1.1.9 Conclusions
There is a growing perception that the global food system is under greater threat of instability than at almost any time in the last fifty years. A combination of climate change, peak oil, the recent Asiatic economic boom and even more recent economic turbulence suggest that long-established food systems may be compromised and developed western economies may face a greater threat of unstable globalised production and distribution systems.
Although the risk of supply disruption to affluent consumers remains rather small in the short term, the medium-term risk is much greater. Whether action should be taken to enhance food security to enhance the sustainability of food supply chains is likely to be a highly contested area. Certainly, the unsustainability of many production systems is recognised, with adverse impacts on sustainability arising from reduced water availability and possible hydrocarbon scarcity. Scottish agriculture can weather the former rather better than many competitors; the latter, however, poses a major threat.
Paradoxically, the large scale producer, processor or retailer may be better positioned to create sustainability gains in their part of the food system than smaller producers. There is some evidence that organic production systems may not always be virtuous in sustainability terms, especially when involving long-distance movement of produce. Large producers or retailers may have the commercial muscle to force change along the supply chain, in ways that other actors cannot. Finally, it is conceivable that the resurgence of food artisanship carries with it a higher environmental footprint than larger scale production systems where environmental economies of scale may be realisable.
There are major difficulties in considering healthiness and sustainability of food systems together.
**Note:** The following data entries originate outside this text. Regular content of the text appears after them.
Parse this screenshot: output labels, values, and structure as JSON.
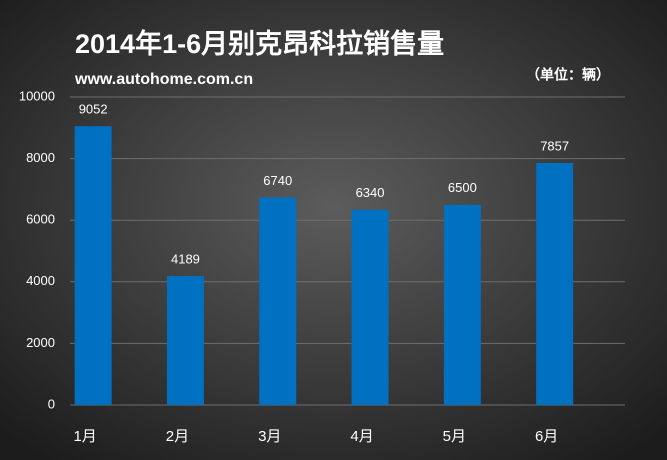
{
  "chart_data": {
    "type": "bar",
    "title": "2014年1-6月别克昂科拉销售量",
    "subtitle": "www.autohome.com.cn",
    "unit_label": "（单位：辆）",
    "categories": [
      "1月",
      "2月",
      "3月",
      "4月",
      "5月",
      "6月"
    ],
    "values": [
      9052,
      4189,
      6740,
      6340,
      6500,
      7857
    ],
    "color": "#0070c0",
    "ylim": [
      0,
      10000
    ],
    "yticks": [
      0,
      2000,
      4000,
      6000,
      8000,
      10000
    ],
    "grid": true
  }
}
It is possible to have health gains which have negative effects on aggregate sustainability and sustainability gains with negative effects on health. Both healthiness and sustainability are multi-facetted attributes of the highly complex socio-ecological systems that comprise the human food production, processing, distribution and consumption system.
There is little published evidence to reveal whether aggregatively Scottish food supply chains have become more or less sustainable in recent times. The apparent growing appeal of regional and local food should not mask the fact that Scotland has been a major food exporter and, certainly with a weak £, has European comparative advantage in beef production and malting barley production. The products associated with these sectors are highly important export earners for Scotland.
There is no proper evidence of sustainability trends in Scottish food supply chains based on the use of indicators approaches. Such a study would be highly revealing, especially when trends over time can be plotted.
The scope of marketing to change behaviours is probably modest. Other regulatory approaches may be needed to avert both a health crisis and an environmental crisis. Whilst the power of marketing to influence brand choice is uncontestable, the power of social marketing to counter aggressive marketing of foods which potentially compromise health is rather limited.
There is a danger of over-elaborate systems of green accounting to explore food system sustainability. Rather than developing over-elaborate systems of accounting with potentially high transaction costs of measurement and monitoring, it may be better to work with a reduced set of indicators. Among the indicators used in the NPF, the most important in relation to food probably relate to ecological footprint. However, the estimation of the ecological footprint of different parts of the Scottish food system remains a challenging activity and creates a significant demand for data from food chain actors. The case for a modest extension of indicators to explore sustainability of the Scottish food system is strong.